Even though he missed 14 total games over the last two seasons, he played a big chunk of the defense’s snaps when he was healthy. Not only can he be trusted to fill in right away, but he can also aide the younger defensive ends in learning Spagnuolo’s system.
2. He can be effective on all three downs
Before signing Okafor, the Chiefs’ defensive end position primarily consisted of players trusted in certain situations rather than on every single down. Excluding Frank Clark, the edge players are likely to be used as follows:
- Taco Charlton played on third down or in pass-rushing situations.
- Mike Danna was primarily used as an early-down run defender.

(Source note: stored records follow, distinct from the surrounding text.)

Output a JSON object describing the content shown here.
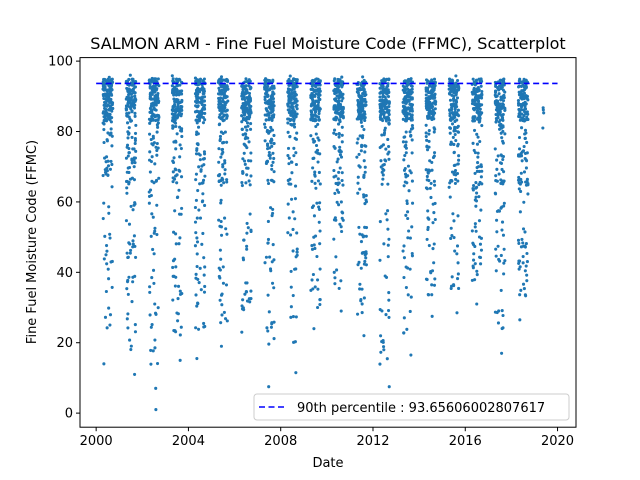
{
  "chart_data": {
    "type": "scatter",
    "title": "SALMON ARM - Fine Fuel Moisture Code (FFMC), Scatterplot",
    "xlabel": "Date",
    "ylabel": "Fine Fuel Moisture Code (FFMC)",
    "xlim": [
      1999.3,
      2020.8
    ],
    "ylim": [
      -4,
      101
    ],
    "xticks": [
      {
        "value": 2000,
        "label": "2000"
      },
      {
        "value": 2004,
        "label": "2004"
      },
      {
        "value": 2008,
        "label": "2008"
      },
      {
        "value": 2012,
        "label": "2012"
      },
      {
        "value": 2016,
        "label": "2016"
      },
      {
        "value": 2020,
        "label": "2020"
      }
    ],
    "yticks": [
      {
        "value": 0,
        "label": "0"
      },
      {
        "value": 20,
        "label": "20"
      },
      {
        "value": 40,
        "label": "40"
      },
      {
        "value": 60,
        "label": "60"
      },
      {
        "value": 80,
        "label": "80"
      },
      {
        "value": 100,
        "label": "100"
      }
    ],
    "grid": false,
    "legend": {
      "position": "lower-right",
      "entries": [
        {
          "label": "90th percentile : 93.65606002807617",
          "style": "dashed",
          "color": "#0000ff"
        }
      ]
    },
    "reference_line": {
      "name": "90th percentile",
      "value": 93.65606002807617,
      "x_range": [
        2000.0,
        2020.0
      ],
      "color": "#0000ff"
    },
    "point_color": "#1f77b4",
    "seasons": [
      {
        "year": 2000,
        "start": 2000.3,
        "end": 2000.72,
        "min": 14.0
      },
      {
        "year": 2001,
        "start": 2001.3,
        "end": 2001.72,
        "min": 11.0
      },
      {
        "year": 2002,
        "start": 2002.3,
        "end": 2002.72,
        "min": 1.0
      },
      {
        "year": 2003,
        "start": 2003.3,
        "end": 2003.72,
        "min": 15.0
      },
      {
        "year": 2004,
        "start": 2004.3,
        "end": 2004.72,
        "min": 15.5
      },
      {
        "year": 2005,
        "start": 2005.3,
        "end": 2005.72,
        "min": 19.0
      },
      {
        "year": 2006,
        "start": 2006.3,
        "end": 2006.72,
        "min": 23.0
      },
      {
        "year": 2007,
        "start": 2007.3,
        "end": 2007.72,
        "min": 7.5
      },
      {
        "year": 2008,
        "start": 2008.3,
        "end": 2008.72,
        "min": 11.5
      },
      {
        "year": 2009,
        "start": 2009.3,
        "end": 2009.72,
        "min": 24.0
      },
      {
        "year": 2010,
        "start": 2010.3,
        "end": 2010.72,
        "min": 29.0
      },
      {
        "year": 2011,
        "start": 2011.3,
        "end": 2011.72,
        "min": 22.0
      },
      {
        "year": 2012,
        "start": 2012.3,
        "end": 2012.72,
        "min": 7.5
      },
      {
        "year": 2013,
        "start": 2013.3,
        "end": 2013.72,
        "min": 16.5
      },
      {
        "year": 2014,
        "start": 2014.3,
        "end": 2014.72,
        "min": 27.5
      },
      {
        "year": 2015,
        "start": 2015.3,
        "end": 2015.72,
        "min": 28.5
      },
      {
        "year": 2016,
        "start": 2016.3,
        "end": 2016.72,
        "min": 31.0
      },
      {
        "year": 2017,
        "start": 2017.3,
        "end": 2017.72,
        "min": 17.0
      },
      {
        "year": 2018,
        "start": 2018.3,
        "end": 2018.72,
        "min": 26.5
      },
      {
        "year": 2019,
        "start": 2019.3,
        "end": 2019.42,
        "min": 81.0
      }
    ]
  }
}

- Rookie Joshua Kaindoh has the raw tools to be a situational pass-rusher, but it’d be hard to trust him on run downs this year.
- Tim Ward showed the potential to be a three-down player in Week 17, but it was the only game he’s played in his NFL career so far.

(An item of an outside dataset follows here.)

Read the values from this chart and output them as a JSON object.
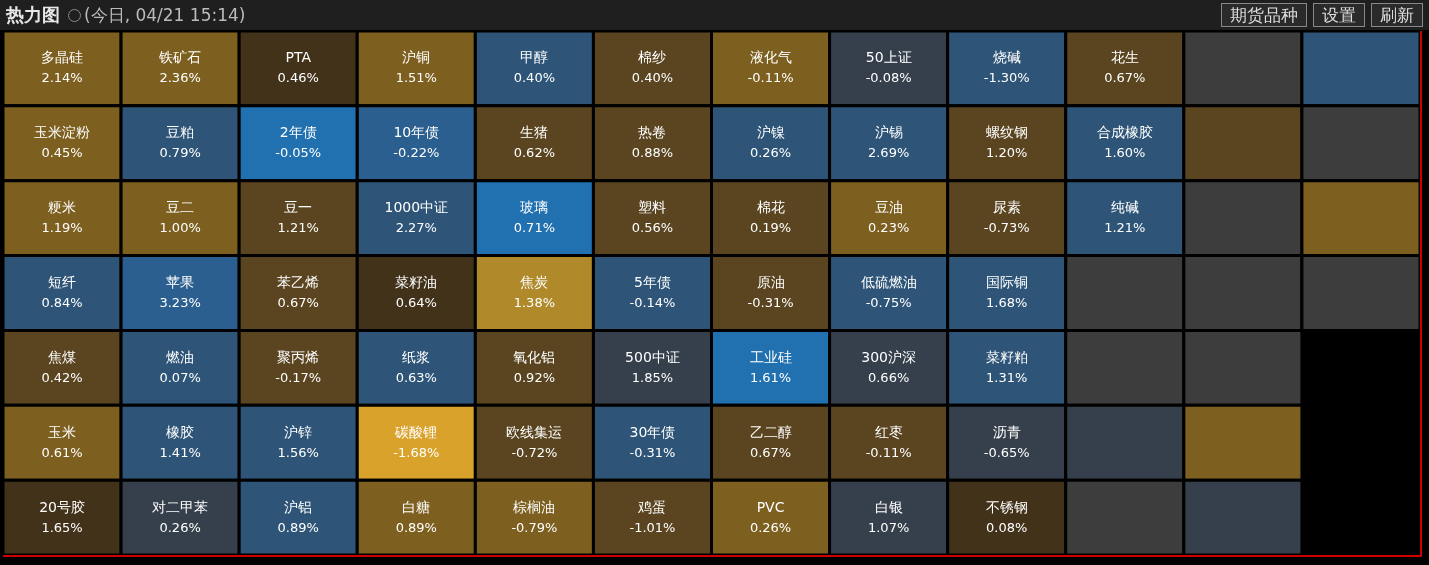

Okafor has been trusted as an early-down edge defender and a pass-rusher on third downs during the last two seasons. In 2020, he had a pressure rate of 9.1% — higher than every Chiefs defensive end beside Charlton. He also led his position in run-stop percentage, a PFF metric that tracks how many of a player’s run defense snaps end in a “failure” for the offense.
I think the biggest part of the Okafor signing is it gives the #Chiefs another experienced, three-down DE. Clark was really the only one that we've seen trusted to play every down rather than be a situational player out there— Ron Kopp Jr. (@Ron_Kopp) July 21, 2021
A couple run stops and QB hits from last yr (#57): pic.twitter.com/dp556Lhgfe
3. He can take the pressure off of inexperienced defensive ends
Before the Okafor signing, the inexperienced defensive ends on the roster were going to put in many high-pressure situations — considering Clark would be the only player with more than a year’s worth of experience in the defense. Even Jones will likely go through a learning process at first.
Okafor gives the coaching staff an option it can be more confident in playing at any given moment. He also allows the other reserve defensive ends to be used on more situationally advantageous snaps rather than be thrown to the fire more than they might be comfortable with right now.
Plus, there is the possibility that Clark misses time for his off-field actions this offseason. If that were to happen, Okafor could likely be relied on more than any other defensive end because of his experience.
It’s a better plan than to throw the green edge defender group into the fire.